Когда он услышал, что бомба попала в дом, стоявший напротив, он выбежал из подвала, чтобы принять участие в тушении пожара. Это было вполне правильным решением. Я несколько раз ему это повторила. Выйдя наружу, он понял, что этот налет намного сильнее того, который был два дня назад. Тогда бомбы упали на отдаленный район, и все думали, что повторения не будет. Говорили, что у противников просто нет столько самолетов и они не смогут снова совершить подобное. Но они ошибались.
Пока он был у домов на противоположной стороне улицы, чтобы участвовать в спасательных работах, с неба снова посыпались бомбы. Он был вынужден отбежать подальше, решив, что это конец и он неминуемо погибнет. Однако, когда он смог встать, он увидел, что дома его родителей и соседних домов больше нет, а все остальные дома квартала объяты пламенем. Я не знаю, как долго он оставался там, раздумывая, можно ли что-нибудь сделать. Как бы то ни было, он бросился бежать и бежал до тех пор, пока не наткнулся на меня. Потом он вместе со мной поехал за город. Конечно, ничего бы не изменилось, останься он там. Скорее всего, он бы тоже погиб. Но сам он так не думал. Он обвинил себя в том, что единственный из семьи остался в живых. Поэтому утром он снова поехал в город, чтобы еще раз увидеть то, что произошло. Он попытался пройти на свою улицу и добраться до дома, но это оказалось невозможно, потому что весь квартал продолжал гореть. Люди говорили ему, что надо подождать, пока все затухнет. Без дождя это заняло бы несколько дней. Тогда Матес отправился в пригород, к знакомым, у которых хранился чемодан сестры. Я не знаю, что он сказал тем знакомым. Но чемодан он принес мне.

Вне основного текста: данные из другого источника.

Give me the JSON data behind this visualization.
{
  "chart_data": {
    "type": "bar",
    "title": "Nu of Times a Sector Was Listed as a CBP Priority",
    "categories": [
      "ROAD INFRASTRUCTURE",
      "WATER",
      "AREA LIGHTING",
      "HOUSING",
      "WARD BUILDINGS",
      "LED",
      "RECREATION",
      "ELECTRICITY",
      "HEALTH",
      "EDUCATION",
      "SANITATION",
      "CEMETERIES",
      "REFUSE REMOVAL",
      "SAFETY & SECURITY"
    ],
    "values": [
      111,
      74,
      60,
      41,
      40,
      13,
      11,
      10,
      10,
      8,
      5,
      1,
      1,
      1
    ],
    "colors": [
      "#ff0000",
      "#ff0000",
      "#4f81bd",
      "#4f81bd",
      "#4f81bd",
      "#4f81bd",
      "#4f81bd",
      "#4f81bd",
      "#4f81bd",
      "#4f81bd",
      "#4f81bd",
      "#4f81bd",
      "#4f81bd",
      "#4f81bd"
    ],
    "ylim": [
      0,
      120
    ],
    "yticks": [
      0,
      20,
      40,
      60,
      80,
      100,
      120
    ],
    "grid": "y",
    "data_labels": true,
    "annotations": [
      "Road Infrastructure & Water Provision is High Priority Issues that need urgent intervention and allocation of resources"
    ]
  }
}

Но я ничего об этом не знала. Он все время вел себя так, словно считал своим долгом помогать мне, и я поверила в это.
Не следует думать, что он рассказывал мне все так же, как я сейчас рассказываю вам. Наверное, что-то он говорил по-другому. Он все время повторялся. Иногда мне приходилось зажимать ему рот, чтобы он не закричал. Иначе его было бы слышно за лесом — кругом стояла такая тишина. Я рассказываю это не для того, чтобы посмеяться над ним. Матес не был слабаком, не думайте о нем так.
Понемногу он успокоился, а потом уснул. Я, естественно, осталась лежать рядом с ним. Я боялась пошевелиться, чтобы не разбудить его. Рука моя окончательно онемела — на ней лежала его голова.

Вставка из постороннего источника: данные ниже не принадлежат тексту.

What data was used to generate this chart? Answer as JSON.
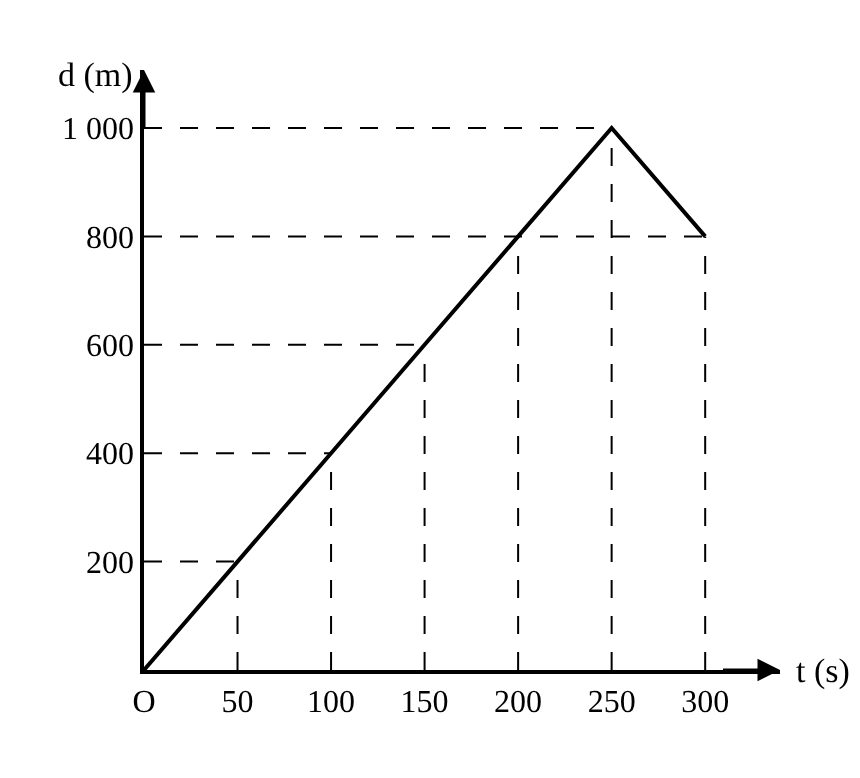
{
  "chart_data": {
    "type": "line",
    "xlabel": "t (s)",
    "ylabel": "d (m)",
    "x": [
      0,
      50,
      100,
      150,
      200,
      250,
      300
    ],
    "series": [
      {
        "color": "#000000",
        "values": [
          0,
          200,
          400,
          600,
          800,
          1000,
          800
        ]
      },
      {
        "color": "#000000",
        "x": [
          0,
          50
        ],
        "values": [
          200,
          200
        ],
        "line_style": "dashed"
      },
      {
        "color": "#000000",
        "x": [
          0,
          100
        ],
        "values": [
          400,
          400
        ],
        "line_style": "dashed"
      },
      {
        "color": "#000000",
        "x": [
          0,
          150
        ],
        "values": [
          600,
          600
        ],
        "line_style": "dashed"
      },
      {
        "color": "#000000",
        "x": [
          0,
          300
        ],
        "values": [
          800,
          800
        ],
        "line_style": "dashed"
      },
      {
        "color": "#000000",
        "x": [
          0,
          250
        ],
        "values": [
          1000,
          1000
        ],
        "line_style": "dashed"
      },
      {
        "color": "#000000",
        "x": [
          50,
          50
        ],
        "values": [
          0,
          200
        ],
        "line_style": "dashed"
      },
      {
        "color": "#000000",
        "x": [
          100,
          100
        ],
        "values": [
          0,
          400
        ],
        "line_style": "dashed"
      },
      {
        "color": "#000000",
        "x": [
          150,
          150
        ],
        "values": [
          0,
          600
        ],
        "line_style": "dashed"
      },
      {
        "color": "#000000",
        "x": [
          200,
          200
        ],
        "values": [
          0,
          800
        ],
        "line_style": "dashed"
      },
      {
        "color": "#000000",
        "x": [
          250,
          250
        ],
        "values": [
          0,
          1000
        ],
        "line_style": "dashed"
      },
      {
        "color": "#000000",
        "x": [
          300,
          300
        ],
        "values": [
          0,
          800
        ],
        "line_style": "dashed"
      }
    ],
    "xlim": [
      0,
      340
    ],
    "ylim": [
      0,
      1107
    ],
    "xticks": [
      {
        "value": 0,
        "label": "O"
      },
      50,
      100,
      150,
      200,
      250,
      300
    ],
    "yticks": [
      200,
      400,
      600,
      800,
      {
        "value": 1000,
        "label": "1 000"
      }
    ],
    "marker": "none",
    "line_style": "solid"
  }
}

Когда рассвело, он не проснулся. Птицы подняли такой оглушительный гвалт, какого я не слышала никогда в жизни. Но он продолжал спать, ничего не слыша. Я не стала его будить, хотя он собирался встать рано. Пусть поспит, решила я, это для него важнее. Не накажут же его за это. Когда Матес наконец открыл глаза, он долго не мог понять, где он и что с ним. Он едва снова не заснул. Но потом взял себя в руки и сказал: «Мне надо идти».

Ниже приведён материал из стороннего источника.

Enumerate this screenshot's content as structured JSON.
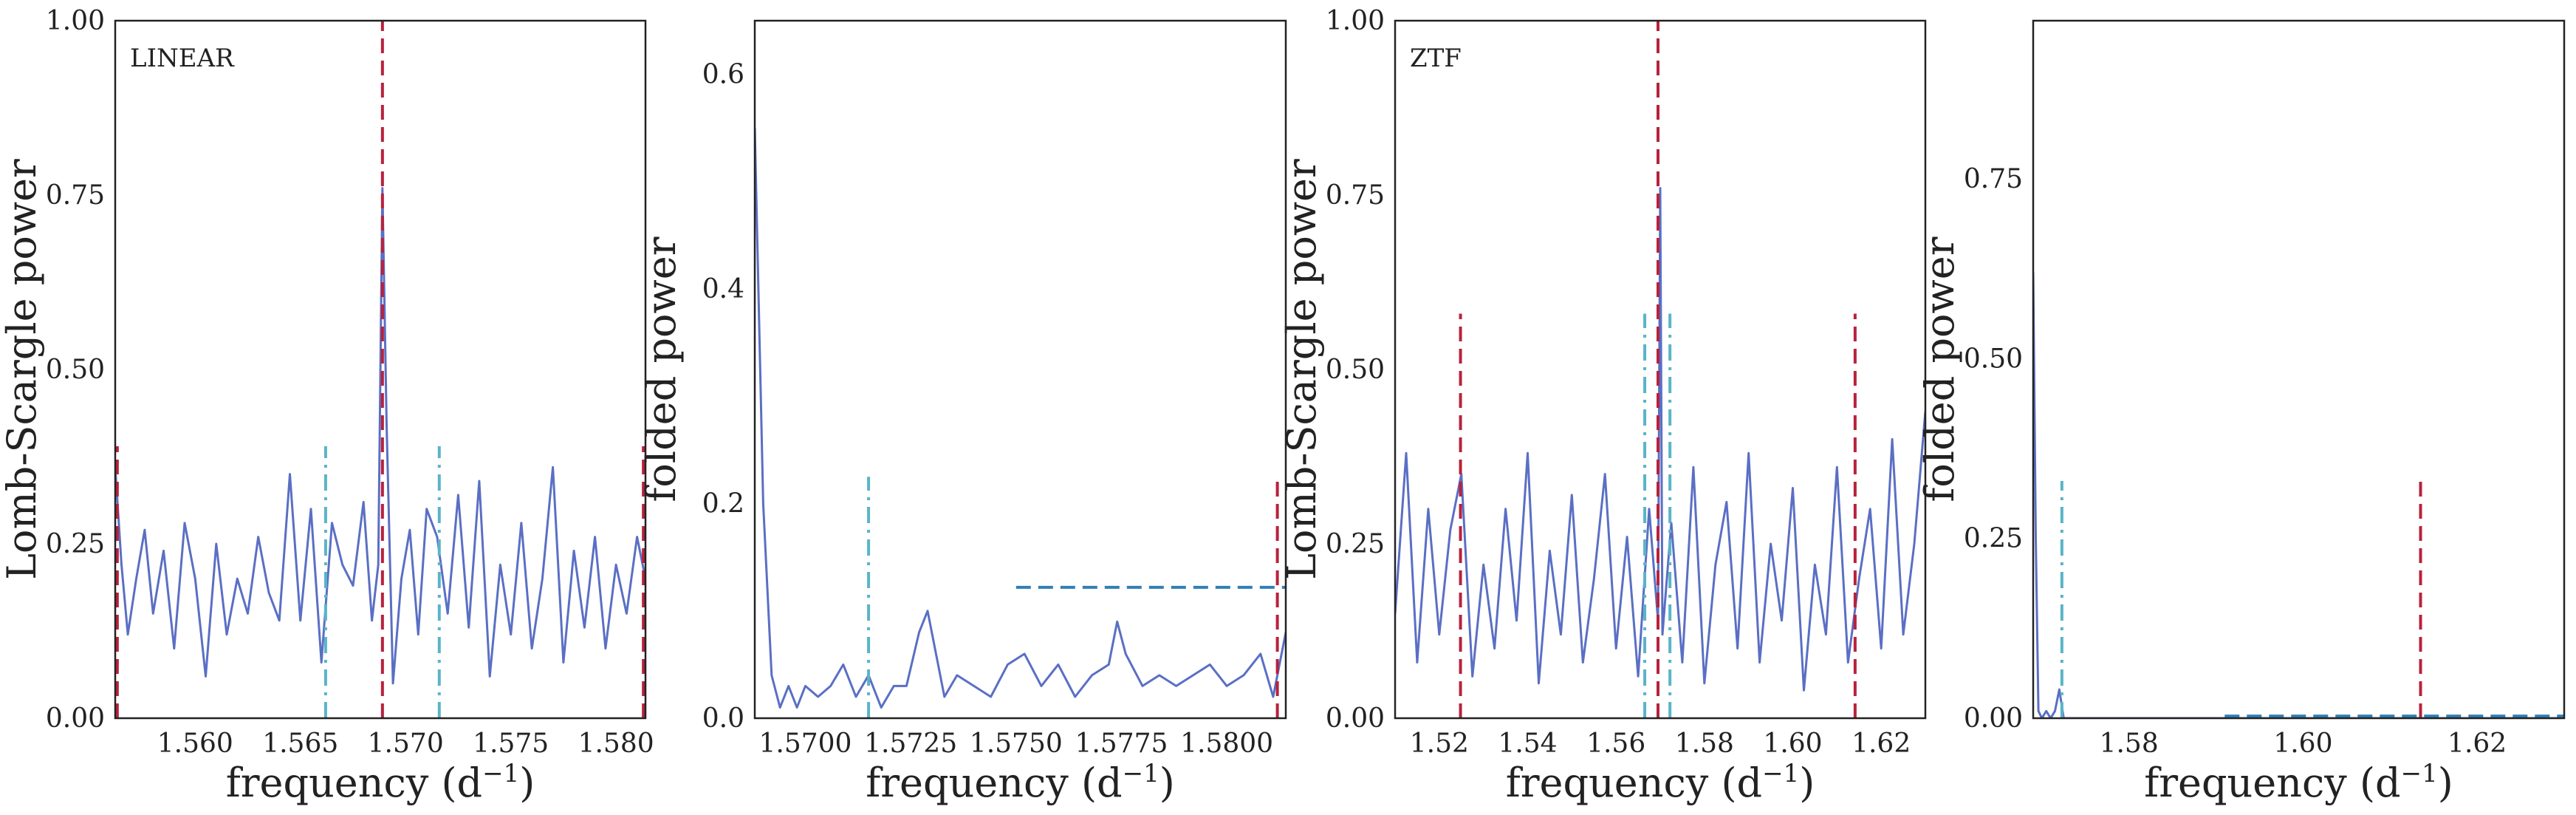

«Да, это правильно», — сказала я, затем встала, накинула синий халат и разожгла плиту, чтобы сварить кофе. Голову я прикрыла платком, потому что не успела причесаться. Между тем он тоже встал и быстро оделся. Мы почти не разговаривали. Потом он оттащил матрац обратно в спальню. Одеяло он повесил на стул, чтобы проветрить. О журнале он больше не вспоминал. Потом я взяла его с собой. Остальные журналы положила обратно на полку, чтобы хозяева ничего не заметили.
Когда кофе был готов, мы сели за стол. Я хотела предложить ему хлеба, но он меня опередил.
«Ты ничего не хочешь взять в дорогу?» — спросила я.
«Спасибо. Мне все дадут. Оставь еду себе».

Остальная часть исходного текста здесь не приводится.